Military Jurisdiction
Several Mapuche members are currently being prosecuted in military courts for allegedly injuring law enforcement officials in altercations during protests. Complaints of excessive force or physical abuse by Carabineros against civilians are routinely investigated by military prosecutors and prosecuted under largely secret, written procedures before military courts. These courts do not guarantee the abuse victims a fair and impartial investigation. Most complaints are rejected or left unresolved, and those responsible for the abuses are ultimately not held accountable.
International human rights bodies have consistently rejected the use of military prosecutors and courts in these types of cases, stating that the jurisdiction of military courts should be limited to members of the military and to offenses that are strictly military in nature. Specifically, in the 2005 Palamara-Iribarne case, involving a government effort to prohibit publication of a book about military intelligence matters, the Inter-American Court of Human Rights ordered Chile to ensure that military courts no longer exercise jurisdiction over civilians. Despite several attempts by successive administrations for comprehensive reform of the military justice system, Chile has yet to comply with the ruling.

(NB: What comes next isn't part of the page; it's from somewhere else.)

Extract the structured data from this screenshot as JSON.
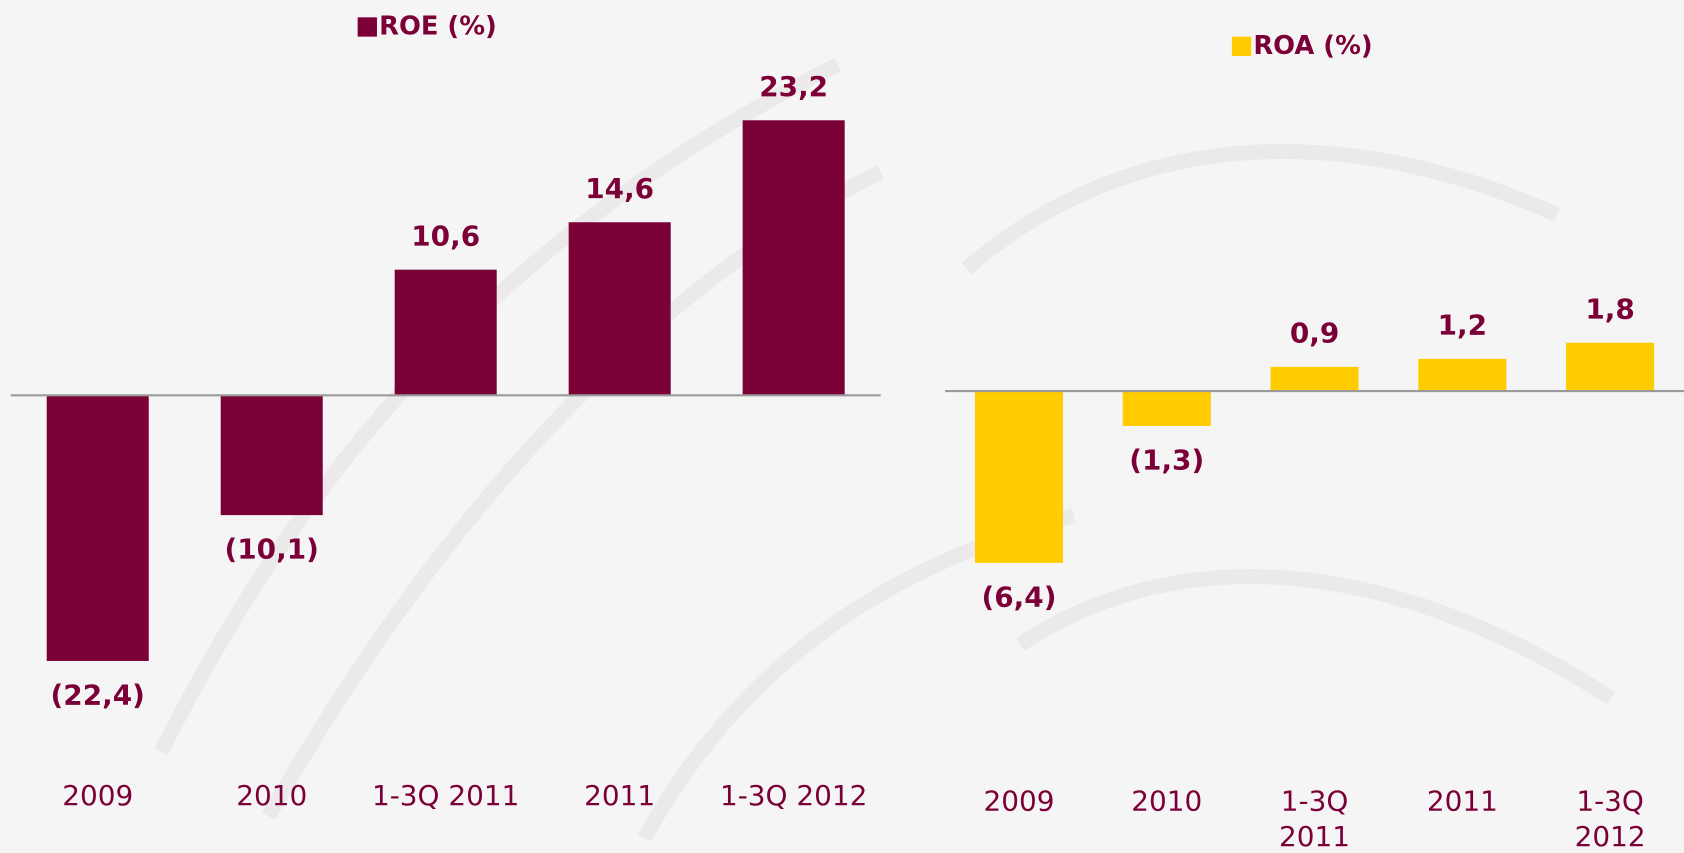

In 2004, Human Rights Watch also recommended that Chile limit the wide jurisdiction of military courts to ensure due process and fair trials for those accused of offenses against the police, and to provide access to impartial justice for victims of abusive conduct by police or military officials. We recommended that:
* All offenses that allow the trial of civilians as defendants be removed from the Code of Military Justice. Civilians should be judged solely and exclusively by ordinary criminal courts under the provisions of the Criminal Code and the Code of Criminal Procedure.
* Human rights abuses by Carabineros, such as homicides, excessive or unjustified use of force, illegal arrest, and torture or ill-treatment of detainees, be investigated by ordinary prosecutors and judged in ordinary courts.
* Investigations of alleged human rights abuses by military courts that are still in progress be transferred to ordinary courts.